El Gobierno de Estados Unidos ha expresado su preocupación por la creciente acumulación de armas nucleares en China. Esta inquietud surge tras el reciente lanzamiento de un misil estratégico desde un submarino chino en el Pacífico, que ha levantado alarmas no solo en Washington, sino también en naciones vecinas como Japón y Australia.
Reacciones internacionales ante el lanzamiento de misiles
La nota del Departamento de Estado estadounidense destaca que la «rápida y opaca acumulación de armas nucleares» por parte de Pekín representa un riesgo tanto para la región asiática como para el mundo en general.

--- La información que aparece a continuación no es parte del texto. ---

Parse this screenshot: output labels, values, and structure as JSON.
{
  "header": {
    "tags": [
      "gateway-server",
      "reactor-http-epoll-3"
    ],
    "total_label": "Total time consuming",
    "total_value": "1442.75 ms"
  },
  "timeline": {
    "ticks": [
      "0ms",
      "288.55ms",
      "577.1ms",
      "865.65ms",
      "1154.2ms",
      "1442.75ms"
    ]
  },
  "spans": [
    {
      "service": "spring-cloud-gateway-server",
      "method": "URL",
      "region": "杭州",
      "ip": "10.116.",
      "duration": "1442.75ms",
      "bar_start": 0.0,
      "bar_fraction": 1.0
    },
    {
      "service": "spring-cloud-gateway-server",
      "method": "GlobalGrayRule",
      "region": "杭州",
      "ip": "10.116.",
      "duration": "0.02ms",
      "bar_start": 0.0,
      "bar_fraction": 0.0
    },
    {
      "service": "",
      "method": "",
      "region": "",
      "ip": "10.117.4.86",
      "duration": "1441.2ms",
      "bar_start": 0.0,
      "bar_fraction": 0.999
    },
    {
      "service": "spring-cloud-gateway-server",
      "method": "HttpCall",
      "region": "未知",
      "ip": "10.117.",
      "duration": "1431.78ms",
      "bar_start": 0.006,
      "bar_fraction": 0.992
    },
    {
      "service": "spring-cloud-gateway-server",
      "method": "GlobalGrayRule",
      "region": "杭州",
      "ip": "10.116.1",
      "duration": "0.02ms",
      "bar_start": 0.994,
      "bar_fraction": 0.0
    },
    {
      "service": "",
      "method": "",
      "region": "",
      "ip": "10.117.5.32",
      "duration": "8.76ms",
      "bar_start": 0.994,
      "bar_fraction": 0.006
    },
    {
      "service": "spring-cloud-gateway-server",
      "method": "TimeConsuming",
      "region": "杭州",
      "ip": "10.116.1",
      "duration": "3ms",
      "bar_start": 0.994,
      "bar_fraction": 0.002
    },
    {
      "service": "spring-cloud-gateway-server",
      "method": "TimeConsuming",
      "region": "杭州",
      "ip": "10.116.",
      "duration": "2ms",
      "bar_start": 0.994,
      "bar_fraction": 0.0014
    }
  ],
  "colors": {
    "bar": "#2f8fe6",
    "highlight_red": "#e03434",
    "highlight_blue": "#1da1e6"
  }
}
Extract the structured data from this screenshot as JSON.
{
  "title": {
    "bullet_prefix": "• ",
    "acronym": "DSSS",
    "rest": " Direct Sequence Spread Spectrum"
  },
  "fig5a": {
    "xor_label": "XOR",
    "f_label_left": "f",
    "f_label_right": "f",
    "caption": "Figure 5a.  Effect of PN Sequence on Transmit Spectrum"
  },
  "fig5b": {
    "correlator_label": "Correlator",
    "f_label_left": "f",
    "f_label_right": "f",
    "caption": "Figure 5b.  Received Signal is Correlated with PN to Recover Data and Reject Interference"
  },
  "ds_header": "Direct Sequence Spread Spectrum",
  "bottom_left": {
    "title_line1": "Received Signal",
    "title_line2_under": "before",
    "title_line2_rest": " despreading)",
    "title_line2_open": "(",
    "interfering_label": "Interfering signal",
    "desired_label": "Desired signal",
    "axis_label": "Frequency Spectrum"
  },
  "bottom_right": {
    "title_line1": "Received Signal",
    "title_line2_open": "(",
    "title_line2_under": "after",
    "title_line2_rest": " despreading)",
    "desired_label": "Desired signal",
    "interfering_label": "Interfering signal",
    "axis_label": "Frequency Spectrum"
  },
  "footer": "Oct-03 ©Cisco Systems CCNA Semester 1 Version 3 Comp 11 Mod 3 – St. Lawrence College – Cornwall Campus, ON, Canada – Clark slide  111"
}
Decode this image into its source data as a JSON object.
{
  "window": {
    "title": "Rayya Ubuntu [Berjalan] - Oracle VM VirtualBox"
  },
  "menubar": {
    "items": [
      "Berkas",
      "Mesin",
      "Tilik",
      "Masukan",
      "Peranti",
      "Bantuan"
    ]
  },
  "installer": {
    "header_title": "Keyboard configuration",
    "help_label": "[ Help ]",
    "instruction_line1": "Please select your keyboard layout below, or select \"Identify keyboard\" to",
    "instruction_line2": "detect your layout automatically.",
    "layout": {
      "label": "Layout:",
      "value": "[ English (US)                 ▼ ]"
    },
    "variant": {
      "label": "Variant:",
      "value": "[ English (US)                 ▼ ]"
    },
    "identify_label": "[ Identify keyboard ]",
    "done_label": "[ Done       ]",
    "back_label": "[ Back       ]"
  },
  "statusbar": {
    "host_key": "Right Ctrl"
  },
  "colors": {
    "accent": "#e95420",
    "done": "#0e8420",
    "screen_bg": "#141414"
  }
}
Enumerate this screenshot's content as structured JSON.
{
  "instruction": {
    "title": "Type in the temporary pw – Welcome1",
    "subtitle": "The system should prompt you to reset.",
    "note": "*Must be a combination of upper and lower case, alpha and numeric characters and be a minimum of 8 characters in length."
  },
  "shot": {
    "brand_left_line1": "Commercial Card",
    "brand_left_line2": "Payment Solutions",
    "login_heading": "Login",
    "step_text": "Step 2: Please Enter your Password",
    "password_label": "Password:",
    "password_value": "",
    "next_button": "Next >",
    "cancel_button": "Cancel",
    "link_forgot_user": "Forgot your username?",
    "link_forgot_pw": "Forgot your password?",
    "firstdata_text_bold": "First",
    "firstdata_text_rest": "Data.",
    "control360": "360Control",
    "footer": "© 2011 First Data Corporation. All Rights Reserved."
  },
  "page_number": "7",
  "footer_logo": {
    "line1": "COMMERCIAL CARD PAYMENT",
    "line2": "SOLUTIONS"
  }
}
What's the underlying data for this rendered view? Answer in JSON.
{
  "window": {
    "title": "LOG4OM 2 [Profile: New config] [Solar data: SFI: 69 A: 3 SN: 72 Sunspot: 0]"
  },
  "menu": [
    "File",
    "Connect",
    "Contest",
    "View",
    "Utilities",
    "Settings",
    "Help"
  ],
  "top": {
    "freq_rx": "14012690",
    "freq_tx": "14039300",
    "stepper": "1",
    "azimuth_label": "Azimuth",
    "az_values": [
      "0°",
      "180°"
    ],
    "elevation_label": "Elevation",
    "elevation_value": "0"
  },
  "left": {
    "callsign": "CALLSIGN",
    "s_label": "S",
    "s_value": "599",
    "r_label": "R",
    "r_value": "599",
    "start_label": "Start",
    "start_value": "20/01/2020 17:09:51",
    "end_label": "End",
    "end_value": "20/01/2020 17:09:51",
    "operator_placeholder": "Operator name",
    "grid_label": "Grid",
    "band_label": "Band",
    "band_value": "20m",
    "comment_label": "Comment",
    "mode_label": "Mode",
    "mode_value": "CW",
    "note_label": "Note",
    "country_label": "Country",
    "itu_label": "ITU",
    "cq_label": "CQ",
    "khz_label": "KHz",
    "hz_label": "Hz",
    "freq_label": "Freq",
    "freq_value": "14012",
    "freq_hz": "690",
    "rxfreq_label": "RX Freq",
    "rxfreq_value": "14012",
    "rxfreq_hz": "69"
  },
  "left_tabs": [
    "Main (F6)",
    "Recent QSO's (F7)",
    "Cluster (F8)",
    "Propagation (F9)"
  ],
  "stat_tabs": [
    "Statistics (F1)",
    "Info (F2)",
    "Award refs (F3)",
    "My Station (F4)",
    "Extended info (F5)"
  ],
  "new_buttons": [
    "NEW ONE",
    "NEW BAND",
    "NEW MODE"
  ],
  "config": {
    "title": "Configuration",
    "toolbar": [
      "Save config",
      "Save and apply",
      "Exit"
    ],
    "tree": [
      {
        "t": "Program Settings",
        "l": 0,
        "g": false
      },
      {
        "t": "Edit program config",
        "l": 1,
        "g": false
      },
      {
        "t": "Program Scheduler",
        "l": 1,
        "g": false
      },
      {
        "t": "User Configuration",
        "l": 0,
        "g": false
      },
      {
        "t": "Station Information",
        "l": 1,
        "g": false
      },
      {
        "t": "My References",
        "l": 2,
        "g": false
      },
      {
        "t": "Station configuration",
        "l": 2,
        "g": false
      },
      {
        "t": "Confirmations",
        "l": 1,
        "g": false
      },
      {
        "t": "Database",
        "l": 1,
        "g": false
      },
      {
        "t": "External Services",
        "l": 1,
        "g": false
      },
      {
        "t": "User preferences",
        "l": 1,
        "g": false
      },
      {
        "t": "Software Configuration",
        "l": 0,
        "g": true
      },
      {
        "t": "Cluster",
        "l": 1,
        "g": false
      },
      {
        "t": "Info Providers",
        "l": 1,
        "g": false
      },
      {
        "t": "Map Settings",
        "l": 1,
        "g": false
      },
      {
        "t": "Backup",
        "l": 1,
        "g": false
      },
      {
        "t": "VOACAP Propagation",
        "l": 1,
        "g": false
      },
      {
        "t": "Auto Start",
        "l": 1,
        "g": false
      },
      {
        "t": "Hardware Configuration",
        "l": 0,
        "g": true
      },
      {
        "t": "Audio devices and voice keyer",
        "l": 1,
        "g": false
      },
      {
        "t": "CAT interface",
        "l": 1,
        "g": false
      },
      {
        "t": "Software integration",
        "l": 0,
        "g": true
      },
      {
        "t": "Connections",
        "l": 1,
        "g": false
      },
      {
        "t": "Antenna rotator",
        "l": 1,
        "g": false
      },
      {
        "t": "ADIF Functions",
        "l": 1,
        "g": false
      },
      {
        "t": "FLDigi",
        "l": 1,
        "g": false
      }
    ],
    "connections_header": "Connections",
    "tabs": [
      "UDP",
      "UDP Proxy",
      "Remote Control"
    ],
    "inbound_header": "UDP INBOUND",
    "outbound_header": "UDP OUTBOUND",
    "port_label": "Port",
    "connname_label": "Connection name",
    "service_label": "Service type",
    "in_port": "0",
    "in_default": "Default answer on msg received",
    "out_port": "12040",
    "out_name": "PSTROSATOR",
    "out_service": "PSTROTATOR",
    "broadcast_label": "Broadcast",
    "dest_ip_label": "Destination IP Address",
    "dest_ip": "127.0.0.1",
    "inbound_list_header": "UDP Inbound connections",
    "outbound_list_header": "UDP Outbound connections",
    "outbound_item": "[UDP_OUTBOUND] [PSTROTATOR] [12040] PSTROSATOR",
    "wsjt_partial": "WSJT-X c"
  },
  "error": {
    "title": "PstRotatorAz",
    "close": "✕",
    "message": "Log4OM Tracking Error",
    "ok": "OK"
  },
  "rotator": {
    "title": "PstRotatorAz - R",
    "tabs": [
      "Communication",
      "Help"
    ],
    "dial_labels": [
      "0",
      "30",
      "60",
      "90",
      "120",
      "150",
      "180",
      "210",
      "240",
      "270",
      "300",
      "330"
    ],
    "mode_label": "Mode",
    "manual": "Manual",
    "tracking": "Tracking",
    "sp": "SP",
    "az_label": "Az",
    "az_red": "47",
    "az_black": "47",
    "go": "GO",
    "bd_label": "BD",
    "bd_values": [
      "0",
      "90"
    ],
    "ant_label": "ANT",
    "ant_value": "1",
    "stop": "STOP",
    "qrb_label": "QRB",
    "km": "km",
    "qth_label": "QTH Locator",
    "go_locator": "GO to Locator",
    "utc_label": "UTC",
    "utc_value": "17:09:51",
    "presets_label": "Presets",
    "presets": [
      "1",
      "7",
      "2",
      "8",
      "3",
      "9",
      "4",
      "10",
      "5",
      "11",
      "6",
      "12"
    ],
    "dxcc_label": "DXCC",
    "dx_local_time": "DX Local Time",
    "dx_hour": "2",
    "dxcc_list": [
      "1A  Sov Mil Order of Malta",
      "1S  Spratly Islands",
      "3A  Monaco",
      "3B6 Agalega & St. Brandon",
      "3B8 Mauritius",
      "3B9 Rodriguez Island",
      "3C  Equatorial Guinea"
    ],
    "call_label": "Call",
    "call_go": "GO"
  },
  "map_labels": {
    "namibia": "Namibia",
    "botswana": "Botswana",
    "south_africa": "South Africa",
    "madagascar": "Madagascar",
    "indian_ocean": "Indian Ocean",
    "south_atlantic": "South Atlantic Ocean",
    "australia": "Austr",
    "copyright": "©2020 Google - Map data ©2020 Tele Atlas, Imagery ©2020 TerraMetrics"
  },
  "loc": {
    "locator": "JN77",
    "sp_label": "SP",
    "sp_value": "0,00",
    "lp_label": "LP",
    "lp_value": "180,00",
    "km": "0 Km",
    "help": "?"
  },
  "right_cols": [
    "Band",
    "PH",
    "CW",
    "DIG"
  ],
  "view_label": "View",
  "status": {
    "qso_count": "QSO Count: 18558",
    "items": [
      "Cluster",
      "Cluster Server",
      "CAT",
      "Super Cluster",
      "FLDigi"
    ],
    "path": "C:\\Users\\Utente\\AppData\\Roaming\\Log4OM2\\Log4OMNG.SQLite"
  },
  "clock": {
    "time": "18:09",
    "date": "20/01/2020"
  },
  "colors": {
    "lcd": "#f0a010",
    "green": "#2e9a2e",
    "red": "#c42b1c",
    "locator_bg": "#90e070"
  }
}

Thomas Pigott, portavoz del Departamento de Estado, enfatizó que Estados Unidos se compromete a prevenir la proliferación nuclear, mientras que el accionar de China es visto como un retroceso en esos esfuerzos globales. Además, Washington ha instado a Pekín a establecer un sistema de notificación regular para sus lanzamientos de misiles intercontinentales, de manera que se alinee con los compromisos de otras potencias nucleares firmantes del Tratado de No Proliferación Nuclear.
Por su parte, las reacciones de los países vecinos han sido contundentes. La primera ministra de Japón, Sanae Takaichi, expresó su «profunda preocupación» y exigió a China que reevalúe sus ejercicios militares con misiles balísticos, argumentando que puedan poner en riesgo la seguridad nacional de Japón. Australia, en consonancia, también criticó el lanzamiento, señalando que genera inestabilidad en la región y que la falta de transparencia por parte de Pekín es motivo de alarma para sus aliados.
Compromisos de defensa de Estados Unidos
Washington ha reiterado su firmeza en los compromisos de defensa con sus aliados en la región, subrayando la importancia de participar en diálogos significativos sobre control de armamento. La preocupación por la acumulación de arsenales nucleares por parte de China no solo afecta la paz regional, sino que también tiene implicaciones más amplias en la seguridad global. En este contexto, la administración estadounidense busca asegurar un marco de diálogo y cooperación que facilite la estabilidad en el Pacífico y fomente la transparencia en las acciones militares de Pekín.
A medida que las tensiones continúan, se espera que las negociaciones entre las potencias nucleares se intensifiquen, con el objetivo de evitar una escalada de conflictos y garantizar la seguridad de todos los países implicados.